Pero era incapaz de contener las lágrimas calientes que se derramaban en el suelo. ¿Lloraba por el padecimiento de su Salvador, por la pequeña Mary, por la doliente madre? ¿O lloraba por su propio vientre sin fruto?
Fuera, en el jardín, la primera llamada de la alondra anunció el alba. Dentro de la iglesia correteaban las ratas buscando alguna miga perdida de las hostias. ¡Qué frágil era eso que llamaban fe!
—Señor, si es ésa tu voluntad, quítame el anhelo y si no es tu voluntad que me libere de todo deseo propio de una mujer, convierte este anhelo en una mayor comprensión de tu amor perfecto.

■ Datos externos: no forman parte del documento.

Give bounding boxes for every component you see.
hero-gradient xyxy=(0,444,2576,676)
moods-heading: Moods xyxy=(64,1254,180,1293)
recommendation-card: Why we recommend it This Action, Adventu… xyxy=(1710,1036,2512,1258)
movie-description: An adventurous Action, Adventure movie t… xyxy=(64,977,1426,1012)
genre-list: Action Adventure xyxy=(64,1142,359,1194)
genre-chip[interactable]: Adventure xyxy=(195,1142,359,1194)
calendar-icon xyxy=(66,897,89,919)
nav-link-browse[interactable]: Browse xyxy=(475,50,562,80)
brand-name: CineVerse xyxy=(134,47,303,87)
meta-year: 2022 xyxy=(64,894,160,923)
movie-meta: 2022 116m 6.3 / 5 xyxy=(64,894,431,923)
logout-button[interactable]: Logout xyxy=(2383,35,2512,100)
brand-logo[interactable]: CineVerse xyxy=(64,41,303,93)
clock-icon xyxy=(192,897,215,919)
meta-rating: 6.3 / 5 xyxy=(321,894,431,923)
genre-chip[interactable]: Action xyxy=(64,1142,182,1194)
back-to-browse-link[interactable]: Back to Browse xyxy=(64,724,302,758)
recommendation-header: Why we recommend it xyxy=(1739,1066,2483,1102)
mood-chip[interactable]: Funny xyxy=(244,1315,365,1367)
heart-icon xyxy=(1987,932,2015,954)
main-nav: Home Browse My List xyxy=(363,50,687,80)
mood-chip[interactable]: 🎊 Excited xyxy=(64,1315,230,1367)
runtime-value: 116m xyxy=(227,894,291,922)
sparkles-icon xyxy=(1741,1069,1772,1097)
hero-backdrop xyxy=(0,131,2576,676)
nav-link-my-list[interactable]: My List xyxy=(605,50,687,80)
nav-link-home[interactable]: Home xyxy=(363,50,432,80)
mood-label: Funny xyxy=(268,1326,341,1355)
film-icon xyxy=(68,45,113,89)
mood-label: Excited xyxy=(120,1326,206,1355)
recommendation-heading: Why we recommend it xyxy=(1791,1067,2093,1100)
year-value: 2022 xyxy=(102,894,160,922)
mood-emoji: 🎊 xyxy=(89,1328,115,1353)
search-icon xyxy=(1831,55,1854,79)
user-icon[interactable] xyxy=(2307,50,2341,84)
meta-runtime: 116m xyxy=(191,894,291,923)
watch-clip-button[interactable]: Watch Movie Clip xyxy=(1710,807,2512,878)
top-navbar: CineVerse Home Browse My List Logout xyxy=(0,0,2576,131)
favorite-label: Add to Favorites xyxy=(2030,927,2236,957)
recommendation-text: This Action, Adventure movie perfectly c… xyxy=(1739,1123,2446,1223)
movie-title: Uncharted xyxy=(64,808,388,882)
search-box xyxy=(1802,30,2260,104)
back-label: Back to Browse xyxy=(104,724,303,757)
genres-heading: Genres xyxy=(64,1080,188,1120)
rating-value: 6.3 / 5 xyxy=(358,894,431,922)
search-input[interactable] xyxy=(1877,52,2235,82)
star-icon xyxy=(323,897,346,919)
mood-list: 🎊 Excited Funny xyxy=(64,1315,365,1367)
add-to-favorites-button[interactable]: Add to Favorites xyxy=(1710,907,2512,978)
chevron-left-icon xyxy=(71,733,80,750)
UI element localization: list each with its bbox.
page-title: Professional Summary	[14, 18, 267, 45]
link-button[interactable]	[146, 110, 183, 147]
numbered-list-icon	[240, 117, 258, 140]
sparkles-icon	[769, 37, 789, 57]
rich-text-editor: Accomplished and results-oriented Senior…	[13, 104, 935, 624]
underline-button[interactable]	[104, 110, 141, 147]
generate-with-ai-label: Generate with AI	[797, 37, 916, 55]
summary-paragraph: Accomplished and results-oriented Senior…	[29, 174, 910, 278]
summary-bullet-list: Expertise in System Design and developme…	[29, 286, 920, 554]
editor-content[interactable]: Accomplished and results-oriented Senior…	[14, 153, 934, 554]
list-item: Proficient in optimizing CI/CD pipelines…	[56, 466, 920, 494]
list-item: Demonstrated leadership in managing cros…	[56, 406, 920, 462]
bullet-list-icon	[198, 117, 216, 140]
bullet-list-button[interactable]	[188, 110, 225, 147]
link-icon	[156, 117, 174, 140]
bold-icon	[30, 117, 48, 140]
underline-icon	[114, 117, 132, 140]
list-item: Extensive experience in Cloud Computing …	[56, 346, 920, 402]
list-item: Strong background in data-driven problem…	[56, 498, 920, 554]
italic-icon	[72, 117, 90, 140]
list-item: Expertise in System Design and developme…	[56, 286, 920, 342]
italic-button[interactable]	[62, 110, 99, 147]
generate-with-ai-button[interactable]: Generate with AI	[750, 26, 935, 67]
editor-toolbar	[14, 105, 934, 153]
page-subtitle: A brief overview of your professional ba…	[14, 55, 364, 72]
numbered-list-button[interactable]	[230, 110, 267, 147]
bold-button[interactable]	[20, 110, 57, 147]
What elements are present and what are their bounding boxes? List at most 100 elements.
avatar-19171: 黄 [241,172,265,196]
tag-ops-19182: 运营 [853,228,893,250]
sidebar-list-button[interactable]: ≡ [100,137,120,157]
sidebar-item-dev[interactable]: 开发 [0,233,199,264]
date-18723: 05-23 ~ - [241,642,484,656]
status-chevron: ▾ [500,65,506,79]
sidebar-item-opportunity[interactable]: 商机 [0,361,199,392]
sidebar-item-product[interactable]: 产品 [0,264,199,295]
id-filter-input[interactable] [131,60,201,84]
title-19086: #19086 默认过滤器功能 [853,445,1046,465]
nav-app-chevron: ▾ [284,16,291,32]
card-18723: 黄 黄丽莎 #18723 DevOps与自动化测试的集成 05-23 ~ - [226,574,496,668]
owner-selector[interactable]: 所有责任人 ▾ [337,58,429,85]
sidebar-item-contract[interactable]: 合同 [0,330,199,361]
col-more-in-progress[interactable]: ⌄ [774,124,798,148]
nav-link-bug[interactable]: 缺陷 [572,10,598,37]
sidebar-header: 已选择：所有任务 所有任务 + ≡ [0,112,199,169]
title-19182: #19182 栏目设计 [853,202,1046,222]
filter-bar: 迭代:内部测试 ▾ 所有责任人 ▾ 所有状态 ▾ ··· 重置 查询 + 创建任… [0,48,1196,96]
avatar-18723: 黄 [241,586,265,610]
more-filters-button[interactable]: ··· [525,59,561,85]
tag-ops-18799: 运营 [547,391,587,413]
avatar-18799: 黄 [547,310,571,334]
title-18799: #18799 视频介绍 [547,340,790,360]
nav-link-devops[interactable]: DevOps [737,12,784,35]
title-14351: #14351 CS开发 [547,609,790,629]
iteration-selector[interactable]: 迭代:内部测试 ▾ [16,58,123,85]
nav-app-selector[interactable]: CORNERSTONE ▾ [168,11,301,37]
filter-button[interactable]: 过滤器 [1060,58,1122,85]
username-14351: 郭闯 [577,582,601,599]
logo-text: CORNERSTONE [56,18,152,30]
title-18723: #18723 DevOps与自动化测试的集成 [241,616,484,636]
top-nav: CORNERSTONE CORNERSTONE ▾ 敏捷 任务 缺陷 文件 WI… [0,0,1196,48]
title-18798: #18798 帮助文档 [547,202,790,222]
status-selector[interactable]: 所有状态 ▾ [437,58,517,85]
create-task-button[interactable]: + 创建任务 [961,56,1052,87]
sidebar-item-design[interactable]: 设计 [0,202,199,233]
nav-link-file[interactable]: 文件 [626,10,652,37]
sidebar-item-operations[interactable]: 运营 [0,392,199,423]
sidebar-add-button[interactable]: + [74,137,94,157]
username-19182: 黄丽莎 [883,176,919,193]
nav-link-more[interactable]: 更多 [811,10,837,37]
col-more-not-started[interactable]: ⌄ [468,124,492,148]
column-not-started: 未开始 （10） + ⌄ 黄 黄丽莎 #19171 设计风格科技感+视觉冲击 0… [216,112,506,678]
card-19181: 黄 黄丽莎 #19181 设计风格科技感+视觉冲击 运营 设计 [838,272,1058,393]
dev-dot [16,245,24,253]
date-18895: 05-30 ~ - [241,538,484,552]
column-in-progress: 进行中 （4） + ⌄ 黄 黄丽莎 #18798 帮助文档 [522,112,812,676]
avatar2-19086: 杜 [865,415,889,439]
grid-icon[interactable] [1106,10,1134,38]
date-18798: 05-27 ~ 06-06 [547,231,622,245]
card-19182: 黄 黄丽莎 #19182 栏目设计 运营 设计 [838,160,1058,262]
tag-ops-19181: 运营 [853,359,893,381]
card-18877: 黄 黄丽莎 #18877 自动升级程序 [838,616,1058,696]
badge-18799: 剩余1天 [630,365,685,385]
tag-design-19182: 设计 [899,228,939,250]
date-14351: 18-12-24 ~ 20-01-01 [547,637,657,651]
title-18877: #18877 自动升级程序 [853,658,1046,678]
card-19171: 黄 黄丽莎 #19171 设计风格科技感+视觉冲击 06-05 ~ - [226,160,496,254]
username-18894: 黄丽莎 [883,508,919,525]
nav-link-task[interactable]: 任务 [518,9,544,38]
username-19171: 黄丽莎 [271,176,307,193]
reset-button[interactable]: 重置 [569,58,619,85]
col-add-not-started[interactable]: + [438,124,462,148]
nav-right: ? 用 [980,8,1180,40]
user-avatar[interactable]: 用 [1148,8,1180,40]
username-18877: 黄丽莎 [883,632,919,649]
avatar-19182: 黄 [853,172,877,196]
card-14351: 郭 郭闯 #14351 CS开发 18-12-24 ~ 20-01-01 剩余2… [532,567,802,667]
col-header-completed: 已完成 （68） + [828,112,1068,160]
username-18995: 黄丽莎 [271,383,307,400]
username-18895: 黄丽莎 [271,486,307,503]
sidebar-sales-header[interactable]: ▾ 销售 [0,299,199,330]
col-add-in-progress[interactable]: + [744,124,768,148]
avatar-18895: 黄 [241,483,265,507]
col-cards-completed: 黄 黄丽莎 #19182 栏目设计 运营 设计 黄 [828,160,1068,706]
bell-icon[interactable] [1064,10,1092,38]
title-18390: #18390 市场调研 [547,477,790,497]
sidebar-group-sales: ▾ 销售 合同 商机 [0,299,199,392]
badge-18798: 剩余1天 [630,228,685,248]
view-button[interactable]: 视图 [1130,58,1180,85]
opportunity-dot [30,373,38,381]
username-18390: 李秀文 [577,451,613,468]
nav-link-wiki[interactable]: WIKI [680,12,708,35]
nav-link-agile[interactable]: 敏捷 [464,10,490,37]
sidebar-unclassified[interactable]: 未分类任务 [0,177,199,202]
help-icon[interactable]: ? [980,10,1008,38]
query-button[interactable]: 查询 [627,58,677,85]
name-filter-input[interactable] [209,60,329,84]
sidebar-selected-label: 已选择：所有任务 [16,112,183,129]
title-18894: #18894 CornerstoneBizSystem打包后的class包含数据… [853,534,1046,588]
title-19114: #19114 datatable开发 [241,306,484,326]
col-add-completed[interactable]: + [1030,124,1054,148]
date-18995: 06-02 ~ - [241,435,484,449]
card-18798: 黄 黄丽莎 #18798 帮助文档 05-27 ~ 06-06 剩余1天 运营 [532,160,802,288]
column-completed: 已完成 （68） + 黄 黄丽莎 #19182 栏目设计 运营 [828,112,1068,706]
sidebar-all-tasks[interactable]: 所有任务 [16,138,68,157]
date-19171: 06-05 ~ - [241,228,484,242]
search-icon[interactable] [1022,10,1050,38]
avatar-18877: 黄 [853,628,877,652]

En respuesta, el primer albor de luz perlada, como una gracia voluble, cobró vida y entró por debajo de la puerta de su celda. Julián oyó el trajín matutino de Alice al otro lado de la puerta: la leña para el fuego al ponerla debajo de la olla, el postigo que se abría en la ventana por la que Julián recibía su comida. Se levantó, sorprendida de que sus miembros renuentes la obedecieran.
—¿Ya se ha acabado la noche? —preguntó mientras Alice ponía una pila de ropa limpia en el alféizar.
—Sí, y la madre se ha ido —contestó Alice—. Cuando he llegado, su camastro estaba vacío. Debe de haber vuelto con su marido.
—Eso está bien. Ahora podrá empezar a restablecer su espíritu.
Para alivio de Julián, Alice no hizo el menor comentario sobre la aparente injusticia, aunque torció el gesto por tener que reprimirse.
—¿Os habéis pasado toda la noche rezando? —preguntó al tiempo que Julián cogía un velo y un griñón limpios de la pila en el alféizar.
—El Espíritu Santo aplica un bálsamo a las almas heridas.
—Bueno, el cuerpo también necesita un poco de consuelo de vez en cuando. —Se movía como un carrizo cuando construye su nido— Tomad, comed este huevo para el desayuno.
Mientras Julián comía un bocado del huevo duro y lo volvía a dejar en la taza, se fijó en las plumas recién afiladas que asomaban del cesto que Alice colocaba en la ventana.
—Veo que has traído más plumas. Comeré después, cuando acabe de trabajar.
La criada apretó los labios para contener sus protestas.
—He traído una segunda tarta de semillas de amapola para el enano —dijo— Puede que, por tamaño, sea la mitad de un hombre, pero tiene el apetito de un gigante.
—Y el espíritu de un gigante. Pero puedes llevar la tarta a la puerta de las limosnas o dársela a los pájaros. Tom no regresará. Ha vuelto con sus trampas para anguilas y ha llevado un mensaje al hombre que nos trajo a la niña. Pensé que querría saberlo.
Alice vertió agua del pozo de la iglesia en un cuenco y, tras apartar el huevo a medio comer, lo dejó en la ventana.
—Pues ése sí que es un bicho raro, desde luego. Hace el trabajo de un monje, dibujando para una abadía, sin ser monje. Tiene una hija.